Categories: Film Reviews

Review: My Neighbour Totoro (1988)

Miyazaki has done some fine work in his time. Princess Mononoke, Spirited Away, Howl’s Moving Castle, and Ponyo are widely known as his best films. My Neighbour Totoro is also pretty highly rated. Praised by anime fans and film critics alike, I was expecting a new Nausicaa. What I got was a similar experience to Laputa. It is a better film than that, and it certainly is good, it’s just not really classic-worthy.

My Neighbour Totoro revolves around two little girls, Satsuke (Dakota Fanning) and her younger sister Mei (Elle Fanning), who move into the country to be closer to their hospitalized mother. Soon, however, they discover that the local forest is inhabited my magical creatures called Totoros. They befriend these creatures and start to form a strong bond with them and the forest.
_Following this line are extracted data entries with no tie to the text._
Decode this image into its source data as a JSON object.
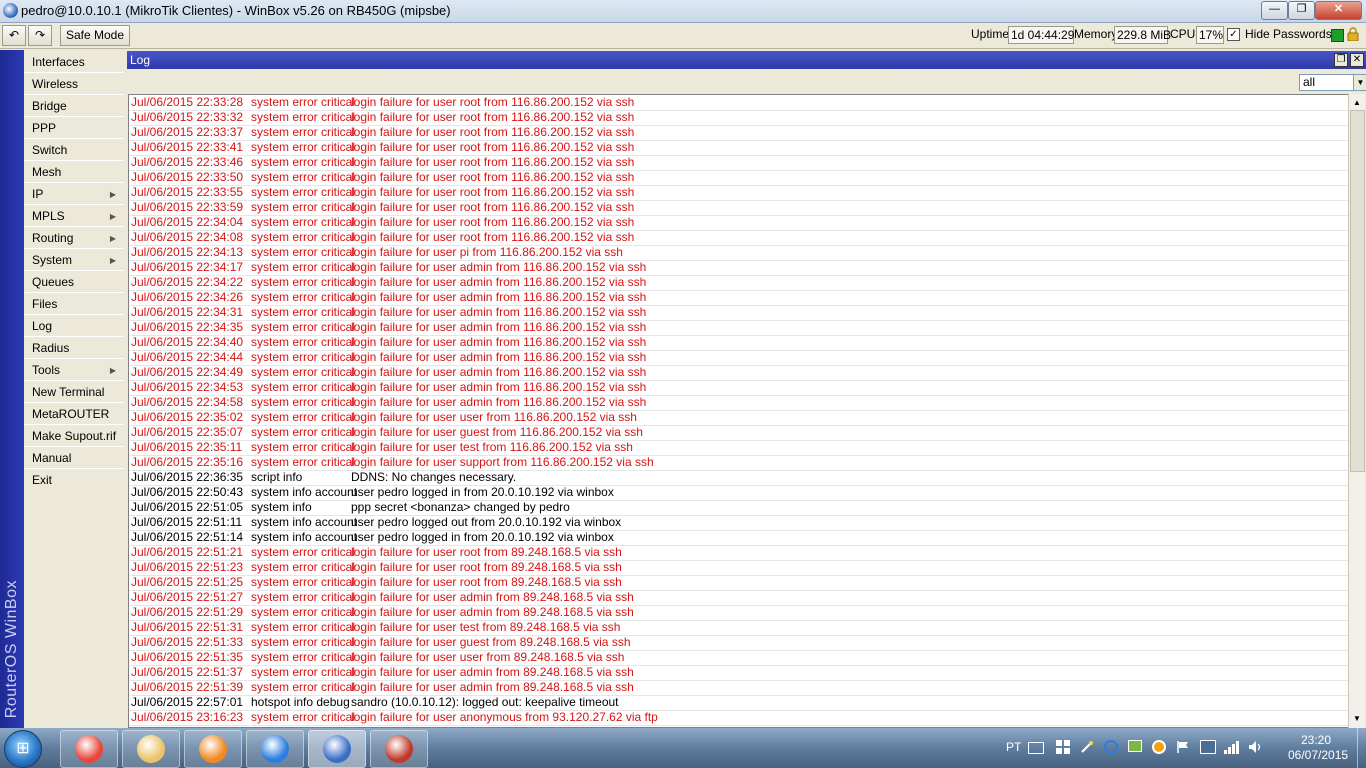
{
  "window": {
    "title": "pedro@10.0.10.1 (MikroTik Clientes) - WinBox v5.26 on RB450G (mipsbe)",
    "minimize": "—",
    "maximize": "❐",
    "close": "✕"
  },
  "toolbar": {
    "undo": "↶",
    "redo": "↷",
    "safe_mode": "Safe Mode",
    "uptime_label": "Uptime:",
    "uptime_value": "1d 04:44:29",
    "memory_label": "Memory:",
    "memory_value": "229.8 MiB",
    "cpu_label": "CPU:",
    "cpu_value": "17%",
    "hide_passwords_label": "Hide Passwords",
    "hide_passwords_checked": "✓"
  },
  "sidebar": {
    "brand": "RouterOS WinBox",
    "items": [
      {
        "label": "Interfaces",
        "arrow": ""
      },
      {
        "label": "Wireless",
        "arrow": ""
      },
      {
        "label": "Bridge",
        "arrow": ""
      },
      {
        "label": "PPP",
        "arrow": ""
      },
      {
        "label": "Switch",
        "arrow": ""
      },
      {
        "label": "Mesh",
        "arrow": ""
      },
      {
        "label": "IP",
        "arrow": "▶"
      },
      {
        "label": "MPLS",
        "arrow": "▶"
      },
      {
        "label": "Routing",
        "arrow": "▶"
      },
      {
        "label": "System",
        "arrow": "▶"
      },
      {
        "label": "Queues",
        "arrow": ""
      },
      {
        "label": "Files",
        "arrow": ""
      },
      {
        "label": "Log",
        "arrow": ""
      },
      {
        "label": "Radius",
        "arrow": ""
      },
      {
        "label": "Tools",
        "arrow": "▶"
      },
      {
        "label": "New Terminal",
        "arrow": ""
      },
      {
        "label": "MetaROUTER",
        "arrow": ""
      },
      {
        "label": "Make Supout.rif",
        "arrow": ""
      },
      {
        "label": "Manual",
        "arrow": ""
      },
      {
        "label": "Exit",
        "arrow": ""
      }
    ]
  },
  "log": {
    "title": "Log",
    "restore_btn": "❐",
    "close_btn": "✕",
    "filter_value": "all",
    "filter_arrow": "▼",
    "scroll_up": "▲",
    "scroll_down": "▼",
    "rows": [
      {
        "time": "Jul/06/2015 22:33:28",
        "topics": "system error critical",
        "message": "login failure for user root from 116.86.200.152 via ssh",
        "level": "err"
      },
      {
        "time": "Jul/06/2015 22:33:32",
        "topics": "system error critical",
        "message": "login failure for user root from 116.86.200.152 via ssh",
        "level": "err"
      },
      {
        "time": "Jul/06/2015 22:33:37",
        "topics": "system error critical",
        "message": "login failure for user root from 116.86.200.152 via ssh",
        "level": "err"
      },
      {
        "time": "Jul/06/2015 22:33:41",
        "topics": "system error critical",
        "message": "login failure for user root from 116.86.200.152 via ssh",
        "level": "err"
      },
      {
        "time": "Jul/06/2015 22:33:46",
        "topics": "system error critical",
        "message": "login failure for user root from 116.86.200.152 via ssh",
        "level": "err"
      },
      {
        "time": "Jul/06/2015 22:33:50",
        "topics": "system error critical",
        "message": "login failure for user root from 116.86.200.152 via ssh",
        "level": "err"
      },
      {
        "time": "Jul/06/2015 22:33:55",
        "topics": "system error critical",
        "message": "login failure for user root from 116.86.200.152 via ssh",
        "level": "err"
      },
      {
        "time": "Jul/06/2015 22:33:59",
        "topics": "system error critical",
        "message": "login failure for user root from 116.86.200.152 via ssh",
        "level": "err"
      },
      {
        "time": "Jul/06/2015 22:34:04",
        "topics": "system error critical",
        "message": "login failure for user root from 116.86.200.152 via ssh",
        "level": "err"
      },
      {
        "time": "Jul/06/2015 22:34:08",
        "topics": "system error critical",
        "message": "login failure for user root from 116.86.200.152 via ssh",
        "level": "err"
      },
      {
        "time": "Jul/06/2015 22:34:13",
        "topics": "system error critical",
        "message": "login failure for user pi from 116.86.200.152 via ssh",
        "level": "err"
      },
      {
        "time": "Jul/06/2015 22:34:17",
        "topics": "system error critical",
        "message": "login failure for user admin from 116.86.200.152 via ssh",
        "level": "err"
      },
      {
        "time": "Jul/06/2015 22:34:22",
        "topics": "system error critical",
        "message": "login failure for user admin from 116.86.200.152 via ssh",
        "level": "err"
      },
      {
        "time": "Jul/06/2015 22:34:26",
        "topics": "system error critical",
        "message": "login failure for user admin from 116.86.200.152 via ssh",
        "level": "err"
      },
      {
        "time": "Jul/06/2015 22:34:31",
        "topics": "system error critical",
        "message": "login failure for user admin from 116.86.200.152 via ssh",
        "level": "err"
      },
      {
        "time": "Jul/06/2015 22:34:35",
        "topics": "system error critical",
        "message": "login failure for user admin from 116.86.200.152 via ssh",
        "level": "err"
      },
      {
        "time": "Jul/06/2015 22:34:40",
        "topics": "system error critical",
        "message": "login failure for user admin from 116.86.200.152 via ssh",
        "level": "err"
      },
      {
        "time": "Jul/06/2015 22:34:44",
        "topics": "system error critical",
        "message": "login failure for user admin from 116.86.200.152 via ssh",
        "level": "err"
      },
      {
        "time": "Jul/06/2015 22:34:49",
        "topics": "system error critical",
        "message": "login failure for user admin from 116.86.200.152 via ssh",
        "level": "err"
      },
      {
        "time": "Jul/06/2015 22:34:53",
        "topics": "system error critical",
        "message": "login failure for user admin from 116.86.200.152 via ssh",
        "level": "err"
      },
      {
        "time": "Jul/06/2015 22:34:58",
        "topics": "system error critical",
        "message": "login failure for user admin from 116.86.200.152 via ssh",
        "level": "err"
      },
      {
        "time": "Jul/06/2015 22:35:02",
        "topics": "system error critical",
        "message": "login failure for user user from 116.86.200.152 via ssh",
        "level": "err"
      },
      {
        "time": "Jul/06/2015 22:35:07",
        "topics": "system error critical",
        "message": "login failure for user guest from 116.86.200.152 via ssh",
        "level": "err"
      },
      {
        "time": "Jul/06/2015 22:35:11",
        "topics": "system error critical",
        "message": "login failure for user test from 116.86.200.152 via ssh",
        "level": "err"
      },
      {
        "time": "Jul/06/2015 22:35:16",
        "topics": "system error critical",
        "message": "login failure for user support from 116.86.200.152 via ssh",
        "level": "err"
      },
      {
        "time": "Jul/06/2015 22:36:35",
        "topics": "script info",
        "message": "DDNS: No changes necessary.",
        "level": "info"
      },
      {
        "time": "Jul/06/2015 22:50:43",
        "topics": "system info account",
        "message": "user pedro logged in from 20.0.10.192 via winbox",
        "level": "info"
      },
      {
        "time": "Jul/06/2015 22:51:05",
        "topics": "system info",
        "message": "ppp secret <bonanza> changed by pedro",
        "level": "info"
      },
      {
        "time": "Jul/06/2015 22:51:11",
        "topics": "system info account",
        "message": "user pedro logged out from 20.0.10.192 via winbox",
        "level": "info"
      },
      {
        "time": "Jul/06/2015 22:51:14",
        "topics": "system info account",
        "message": "user pedro logged in from 20.0.10.192 via winbox",
        "level": "info"
      },
      {
        "time": "Jul/06/2015 22:51:21",
        "topics": "system error critical",
        "message": "login failure for user root from 89.248.168.5 via ssh",
        "level": "err"
      },
      {
        "time": "Jul/06/2015 22:51:23",
        "topics": "system error critical",
        "message": "login failure for user root from 89.248.168.5 via ssh",
        "level": "err"
      },
      {
        "time": "Jul/06/2015 22:51:25",
        "topics": "system error critical",
        "message": "login failure for user root from 89.248.168.5 via ssh",
        "level": "err"
      },
      {
        "time": "Jul/06/2015 22:51:27",
        "topics": "system error critical",
        "message": "login failure for user admin from 89.248.168.5 via ssh",
        "level": "err"
      },
      {
        "time": "Jul/06/2015 22:51:29",
        "topics": "system error critical",
        "message": "login failure for user admin from 89.248.168.5 via ssh",
        "level": "err"
      },
      {
        "time": "Jul/06/2015 22:51:31",
        "topics": "system error critical",
        "message": "login failure for user test from 89.248.168.5 via ssh",
        "level": "err"
      },
      {
        "time": "Jul/06/2015 22:51:33",
        "topics": "system error critical",
        "message": "login failure for user guest from 89.248.168.5 via ssh",
        "level": "err"
      },
      {
        "time": "Jul/06/2015 22:51:35",
        "topics": "system error critical",
        "message": "login failure for user user from 89.248.168.5 via ssh",
        "level": "err"
      },
      {
        "time": "Jul/06/2015 22:51:37",
        "topics": "system error critical",
        "message": "login failure for user admin from 89.248.168.5 via ssh",
        "level": "err"
      },
      {
        "time": "Jul/06/2015 22:51:39",
        "topics": "system error critical",
        "message": "login failure for user admin from 89.248.168.5 via ssh",
        "level": "err"
      },
      {
        "time": "Jul/06/2015 22:57:01",
        "topics": "hotspot info debug",
        "message": "sandro (10.0.10.12): logged out: keepalive timeout",
        "level": "info"
      },
      {
        "time": "Jul/06/2015 23:16:23",
        "topics": "system error critical",
        "message": "login failure for user anonymous from 93.120.27.62 via ftp",
        "level": "err"
      }
    ]
  },
  "taskbar": {
    "start_glyph": "⊞",
    "language": "PT",
    "clock_time": "23:20",
    "clock_date": "06/07/2015",
    "apps": [
      {
        "name": "chrome-icon",
        "color": "#e8453c",
        "active": false
      },
      {
        "name": "file-explorer-icon",
        "color": "#e9c46a",
        "active": false
      },
      {
        "name": "media-player-icon",
        "color": "#f08a24",
        "active": false
      },
      {
        "name": "messenger-icon",
        "color": "#2a7de1",
        "active": false
      },
      {
        "name": "winbox-icon",
        "color": "#3b6fc6",
        "active": true
      },
      {
        "name": "app-icon",
        "color": "#c0392b",
        "active": false
      }
    ]
  }
}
I have a big problem with this film. The pacing. It may sound like a nit-pick, but it really did affect my enjoyment of the film. The way the scenes play off each other is just odd. One will last a very long time and show what is happening in great detail, and the next will go by so fast you wonder what the heck just happened. It’s Miyazaki’s most ‘kiddie’ film so far, although don’t get me wrong, that is not a bad thing. The trouble is, is that it’s called My Neighbour Totoro, yet Totoro is hardly mentioned or seen until the last half an hour.

The film is very short at only 82 minutes, but it does tend to drag in the first and second act. And it only does that because in the last 20 minutes or so we get this snowstorm of stuff happening that, after the ultra-low-key-feel of the first hour, is difficult to understand and take in.
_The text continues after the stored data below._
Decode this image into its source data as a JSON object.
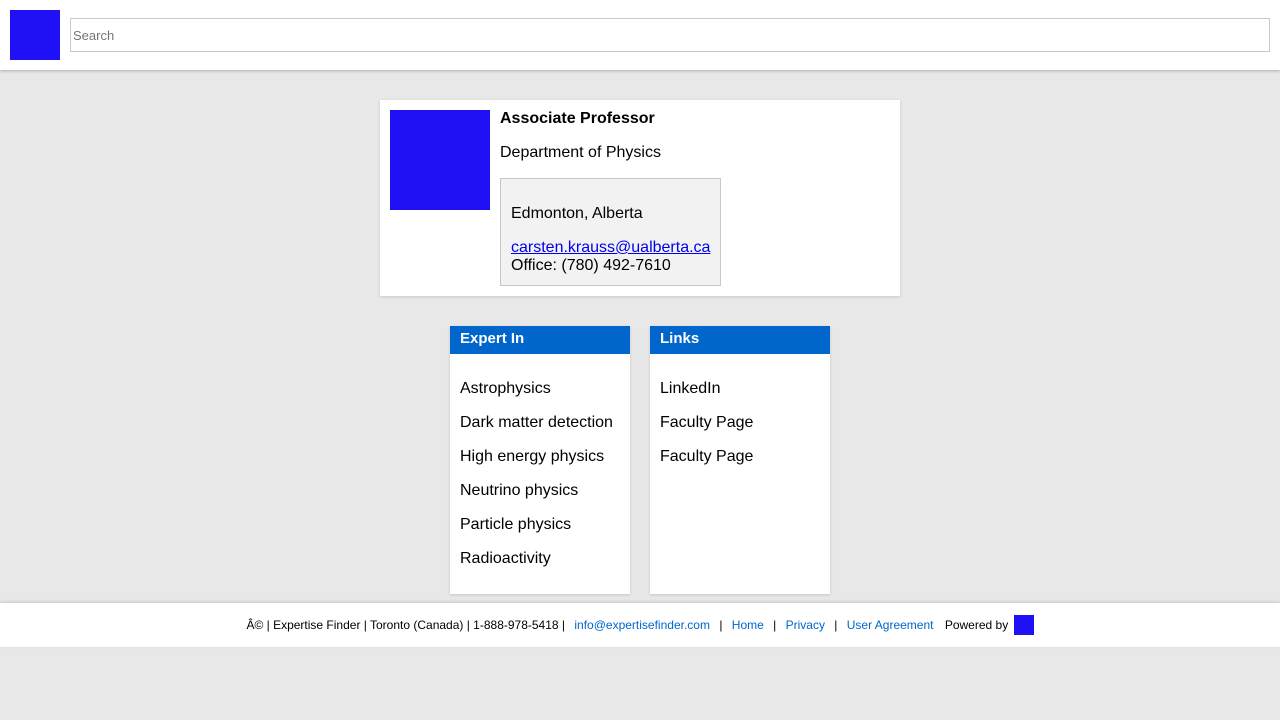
{
  "header": {
    "search_placeholder": "Search"
  },
  "profile": {
    "title": "Associate Professor",
    "department": "Department of Physics",
    "location": "Edmonton, Alberta",
    "email": "carsten.krauss@ualberta.ca",
    "office": "Office: (780) 492-7610"
  },
  "expert": {
    "heading": "Expert In",
    "items": [
      "Astrophysics",
      "Dark matter detection",
      "High energy physics",
      "Neutrino physics",
      "Particle physics",
      "Radioactivity"
    ]
  },
  "links": {
    "heading": "Links",
    "items": [
      "LinkedIn",
      "Faculty Page",
      "Faculty Page"
    ]
  },
  "footer": {
    "copyright": "Â© | Expertise Finder | Toronto (Canada) | 1-888-978-5418 |",
    "email_link": "info@expertisefinder.com",
    "sep": "|",
    "home": "Home",
    "privacy": "Privacy",
    "user_agreement": "User Agreement",
    "powered_by": "Powered by"
  },
  "colors": {
    "accent_blue": "#0066cc",
    "logo_blue": "#1f10f5",
    "background": "#e8e8e8"
  }
}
With all that said, the film is still good. The animation is very nice, although still not as good as Laputa or Nausicaa. The character designs are charming and unique, and you actually feel for them and what they’re going through. They’re not just cardboard cut-outs. The music, done, once again, by long-time Miyazki collaborator Joe Hisaishi, is excellent as usual.

Overall, My Neighbour Totoro could have benefited if one thing was removed. The Totoros! In the same way Ponyo had a kind of unnecessary sub-plot about the end of the world, the Totoros were pointless. Why not just make a film about two little girls dealing with their hospitalized mother while also trying to adjust to a new area. That would’ve been great! Because when you get right down to it, this is an extremely un-western film.

The western way is having action all the time. Stuff has to happen every scene. This film is not based on conflict, rather discovery. And that is great. I really want to see a Miyazaki film around the discovery aspect, just without the fantasy stuff.